By contrast, Nick Bostrom‘s Superintelligence: Paths, Dangers, Strategies is a more recent (2014) and very different book. While they are certainly worth serious investigation, theories about a possible technological singularity can be somewhat hyperbolic in tone. But Bostrom comes across as very level-headed as he investigates how a superintelligence might be formed (as an AI, or otherwise), how it might or might not be controlled, and the political implications of such an entity coming into existence. For the most part, the book is engrossing and interesting, though clearly grounded in the “analytical” tradition of philosophy. It becomes more compelling because of the potential generality of its argument. Does a superintelligence already exist? Would we know if it did? Could it exist as a cybernetic actor, a composite of software, machines, and people? It is interesting to read the book, in parallel, as a speculation on (social, economic, geopolitical, technological, psychological or composites thereof) actors that may already exist but that are beyond our comprehension.
Bostrom’s arguments resemble how one might think about a nuclear arms race. He argues that the first superintelligence to emerge might have a decisive strategic advantage and, once in place, prevent (or be used to prevent) the emergence of competing superintelligences. At the same time it would bestow upon those who control it (if it can be controlled) a huge tactical advantage.
Even though Bostrom’s argument is mostly very general, at times it is obvious that much of the thinking is inspired by or based on the idea of AI as software running on a digital computer. To me this seemed implicit in many of the chapters. For example, Bostrom talks about being able to inspect the state of a (software agent’s) goal model, to be able to suspend, resume, and copy agents without information loss, to measure hedonic value, and so on. Bostrom in many cases implies that we would be able to read, configure and copy an agent’s state precisely, and sometimes also that we would be able to understand this state clearly and unambiguously, for example in order to evaluate whether our control mechanisms are working. Thus many of Bostrom’s arguments seem tightly coupled to the Church-Turing model of computation (or at least to a calculus/operational substrate that allows for inspection, modification and duplication of state). Some of his other arguments are, however, sufficiently general that we do not need to assume any specific substrate.
Bostrom, it seems to me, implicitly endorses at least the epistemological assumption throughout the book (and possibly also the ontological one). Even as he rightly takes pains to avoid stating specifically how technologies such as superintelligences or whole brain emulation would be implemented, it is clear that he imagines the formalism of digital computers as “sufficient to explain and generate intelligent behaviour”. In this, but perhaps not in everything he writes, he is a representative of current mainstream AI thinking. (I would like to add that even if he has wrongly taken over these assumptions, the extreme caution he advises us to proceed with regarding strong AI deserves to be taken seriously – the risks in practice are sufficiently great for us to be quite worried. I do not wish to undermine his main argument.)

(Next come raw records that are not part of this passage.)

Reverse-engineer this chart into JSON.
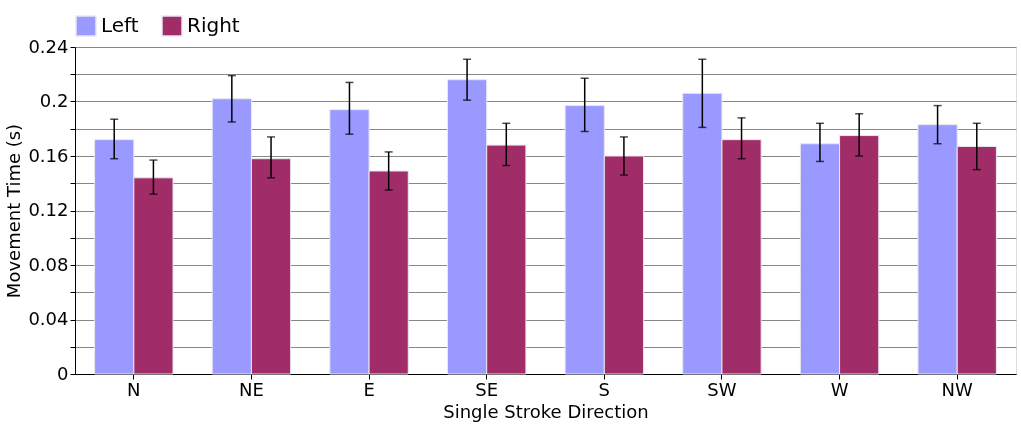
{
  "chart_data": {
    "type": "bar",
    "xlabel": "Single Stroke Direction",
    "ylabel": "Movement Time (s)",
    "categories": [
      "N",
      "NE",
      "E",
      "SE",
      "S",
      "SW",
      "W",
      "NW"
    ],
    "series": [
      {
        "name": "Left",
        "color": "#9999ff",
        "values": [
          0.172,
          0.202,
          0.194,
          0.216,
          0.197,
          0.206,
          0.169,
          0.183
        ],
        "errors": [
          [
            0.158,
            0.187
          ],
          [
            0.185,
            0.219
          ],
          [
            0.176,
            0.214
          ],
          [
            0.201,
            0.231
          ],
          [
            0.178,
            0.217
          ],
          [
            0.181,
            0.231
          ],
          [
            0.156,
            0.184
          ],
          [
            0.169,
            0.197
          ]
        ]
      },
      {
        "name": "Right",
        "color": "#a02d68",
        "values": [
          0.144,
          0.158,
          0.149,
          0.168,
          0.16,
          0.172,
          0.175,
          0.167
        ],
        "errors": [
          [
            0.132,
            0.157
          ],
          [
            0.144,
            0.174
          ],
          [
            0.135,
            0.163
          ],
          [
            0.153,
            0.184
          ],
          [
            0.146,
            0.174
          ],
          [
            0.158,
            0.188
          ],
          [
            0.16,
            0.191
          ],
          [
            0.15,
            0.184
          ]
        ]
      }
    ],
    "ylim": [
      0,
      0.24
    ],
    "yticks": [
      0,
      {
        "value": 0.02,
        "label": null
      },
      0.04,
      {
        "value": 0.06,
        "label": null
      },
      0.08,
      {
        "value": 0.1,
        "label": null
      },
      0.12,
      {
        "value": 0.14,
        "label": null
      },
      0.16,
      {
        "value": 0.18,
        "label": null
      },
      0.2,
      {
        "value": 0.22,
        "label": null
      },
      0.24
    ],
    "grid": "y",
    "legend": "top left"
  }
}
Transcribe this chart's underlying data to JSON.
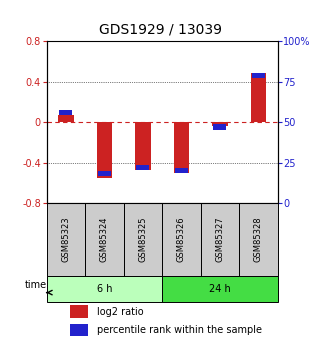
{
  "title": "GDS1929 / 13039",
  "samples": [
    "GSM85323",
    "GSM85324",
    "GSM85325",
    "GSM85326",
    "GSM85327",
    "GSM85328"
  ],
  "log2_ratio": [
    0.07,
    -0.55,
    -0.47,
    -0.5,
    -0.04,
    0.49
  ],
  "percentile_rank": [
    56,
    18,
    22,
    20,
    47,
    79
  ],
  "groups": [
    {
      "label": "6 h",
      "indices": [
        0,
        1,
        2
      ],
      "color": "#bbffbb"
    },
    {
      "label": "24 h",
      "indices": [
        3,
        4,
        5
      ],
      "color": "#44dd44"
    }
  ],
  "ylim": [
    -0.8,
    0.8
  ],
  "yticks_left": [
    -0.8,
    -0.4,
    0.0,
    0.4,
    0.8
  ],
  "yticks_right": [
    0,
    25,
    50,
    75,
    100
  ],
  "bar_color_red": "#cc2222",
  "bar_color_blue": "#2222cc",
  "bg_color": "#ffffff",
  "plot_bg": "#ffffff",
  "sample_bg": "#cccccc",
  "title_fontsize": 10,
  "tick_fontsize": 7,
  "label_fontsize": 6,
  "legend_fontsize": 7,
  "bar_width": 0.4,
  "blue_bar_height": 0.05
}
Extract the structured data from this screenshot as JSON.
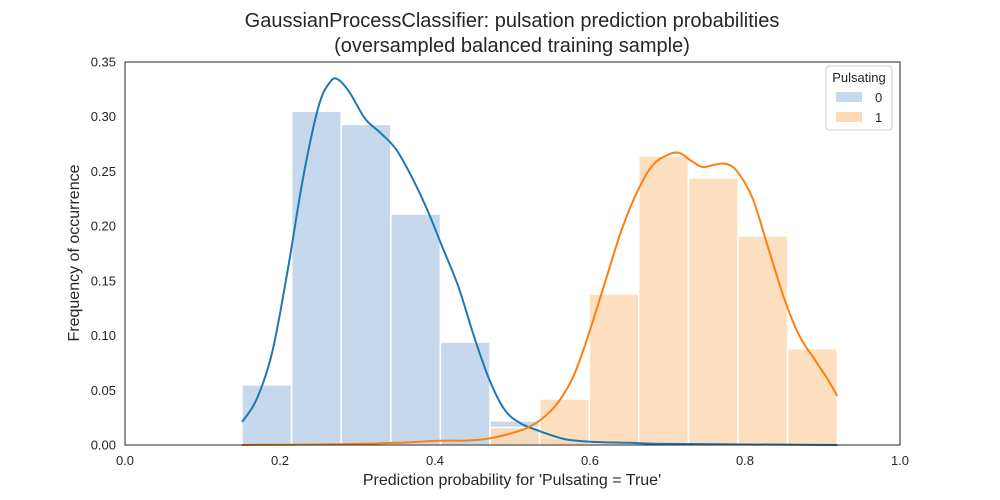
{
  "chart_data": {
    "type": "bar",
    "title_line1": "GaussianProcessClassifier: pulsation prediction probabilities",
    "title_line2": "(oversampled balanced training sample)",
    "xlabel": "Prediction probability for 'Pulsating = True'",
    "ylabel": "Frequency of occurrence",
    "xlim": [
      0.0,
      1.0
    ],
    "ylim": [
      0.0,
      0.35
    ],
    "x_ticks": [
      0.0,
      0.2,
      0.4,
      0.6,
      0.8,
      1.0
    ],
    "x_tick_labels": [
      "0.0",
      "0.2",
      "0.4",
      "0.6",
      "0.8",
      "1.0"
    ],
    "y_ticks": [
      0.0,
      0.05,
      0.1,
      0.15,
      0.2,
      0.25,
      0.3,
      0.35
    ],
    "y_tick_labels": [
      "0.00",
      "0.05",
      "0.10",
      "0.15",
      "0.20",
      "0.25",
      "0.30",
      "0.35"
    ],
    "grid": false,
    "legend": {
      "title": "Pulsating",
      "position": "top-right"
    },
    "series": [
      {
        "name": "0",
        "bar_color": "#c6d9ec",
        "line_color": "#1f77b4",
        "bins": [
          {
            "x0": 0.151,
            "x1": 0.215,
            "y": 0.055
          },
          {
            "x0": 0.215,
            "x1": 0.279,
            "y": 0.305
          },
          {
            "x0": 0.279,
            "x1": 0.343,
            "y": 0.293
          },
          {
            "x0": 0.343,
            "x1": 0.407,
            "y": 0.211
          },
          {
            "x0": 0.407,
            "x1": 0.471,
            "y": 0.094
          },
          {
            "x0": 0.471,
            "x1": 0.535,
            "y": 0.022
          },
          {
            "x0": 0.535,
            "x1": 0.599,
            "y": 0.006
          }
        ],
        "kde": [
          [
            0.151,
            0.021
          ],
          [
            0.17,
            0.042
          ],
          [
            0.19,
            0.085
          ],
          [
            0.21,
            0.16
          ],
          [
            0.23,
            0.245
          ],
          [
            0.25,
            0.31
          ],
          [
            0.265,
            0.332
          ],
          [
            0.275,
            0.334
          ],
          [
            0.29,
            0.322
          ],
          [
            0.31,
            0.298
          ],
          [
            0.33,
            0.285
          ],
          [
            0.35,
            0.27
          ],
          [
            0.37,
            0.245
          ],
          [
            0.39,
            0.215
          ],
          [
            0.41,
            0.18
          ],
          [
            0.43,
            0.145
          ],
          [
            0.45,
            0.1
          ],
          [
            0.47,
            0.06
          ],
          [
            0.49,
            0.032
          ],
          [
            0.51,
            0.02
          ],
          [
            0.53,
            0.014
          ],
          [
            0.55,
            0.009
          ],
          [
            0.57,
            0.005
          ],
          [
            0.6,
            0.003
          ],
          [
            0.65,
            0.002
          ],
          [
            0.7,
            0.001
          ],
          [
            0.8,
            0.0005
          ],
          [
            0.919,
            0.0
          ]
        ]
      },
      {
        "name": "1",
        "bar_color": "#fdd9b5",
        "line_color": "#ff7f0e",
        "bins": [
          {
            "x0": 0.471,
            "x1": 0.535,
            "y": 0.016
          },
          {
            "x0": 0.535,
            "x1": 0.599,
            "y": 0.042
          },
          {
            "x0": 0.599,
            "x1": 0.663,
            "y": 0.138
          },
          {
            "x0": 0.663,
            "x1": 0.727,
            "y": 0.264
          },
          {
            "x0": 0.727,
            "x1": 0.791,
            "y": 0.244
          },
          {
            "x0": 0.791,
            "x1": 0.855,
            "y": 0.191
          },
          {
            "x0": 0.855,
            "x1": 0.919,
            "y": 0.088
          }
        ],
        "kde": [
          [
            0.151,
            0.0
          ],
          [
            0.25,
            0.0005
          ],
          [
            0.3,
            0.001
          ],
          [
            0.35,
            0.002
          ],
          [
            0.38,
            0.003
          ],
          [
            0.41,
            0.004
          ],
          [
            0.44,
            0.004
          ],
          [
            0.47,
            0.006
          ],
          [
            0.5,
            0.011
          ],
          [
            0.52,
            0.016
          ],
          [
            0.54,
            0.025
          ],
          [
            0.56,
            0.04
          ],
          [
            0.58,
            0.065
          ],
          [
            0.6,
            0.105
          ],
          [
            0.62,
            0.15
          ],
          [
            0.64,
            0.195
          ],
          [
            0.66,
            0.23
          ],
          [
            0.68,
            0.255
          ],
          [
            0.7,
            0.265
          ],
          [
            0.715,
            0.267
          ],
          [
            0.73,
            0.26
          ],
          [
            0.745,
            0.254
          ],
          [
            0.76,
            0.256
          ],
          [
            0.775,
            0.257
          ],
          [
            0.79,
            0.25
          ],
          [
            0.81,
            0.225
          ],
          [
            0.83,
            0.18
          ],
          [
            0.85,
            0.135
          ],
          [
            0.87,
            0.1
          ],
          [
            0.89,
            0.078
          ],
          [
            0.905,
            0.062
          ],
          [
            0.919,
            0.045
          ]
        ]
      }
    ]
  }
}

It is thinkable but unlikely that in the near future, through a resounding success (which could be an academic, industrial or commercial one, for example), the epistemological assumption will be proven true. What I hold to be more likely (for reasons that have been gradually developed on this blog) is that current AI work will converge on something that may well be extremely impressive and that may affect society greatly, but that we will not consider to be human-like intelligence. The exact form that this will take remains to be discovered.
Hubert Dreyfus passed away in April 2017, while I was in the middle of writing this post. Although I never had the privilege of attending his lectures in person, his podcasted lectures and writings have been extremely inspirational and valuable to me. Thank you.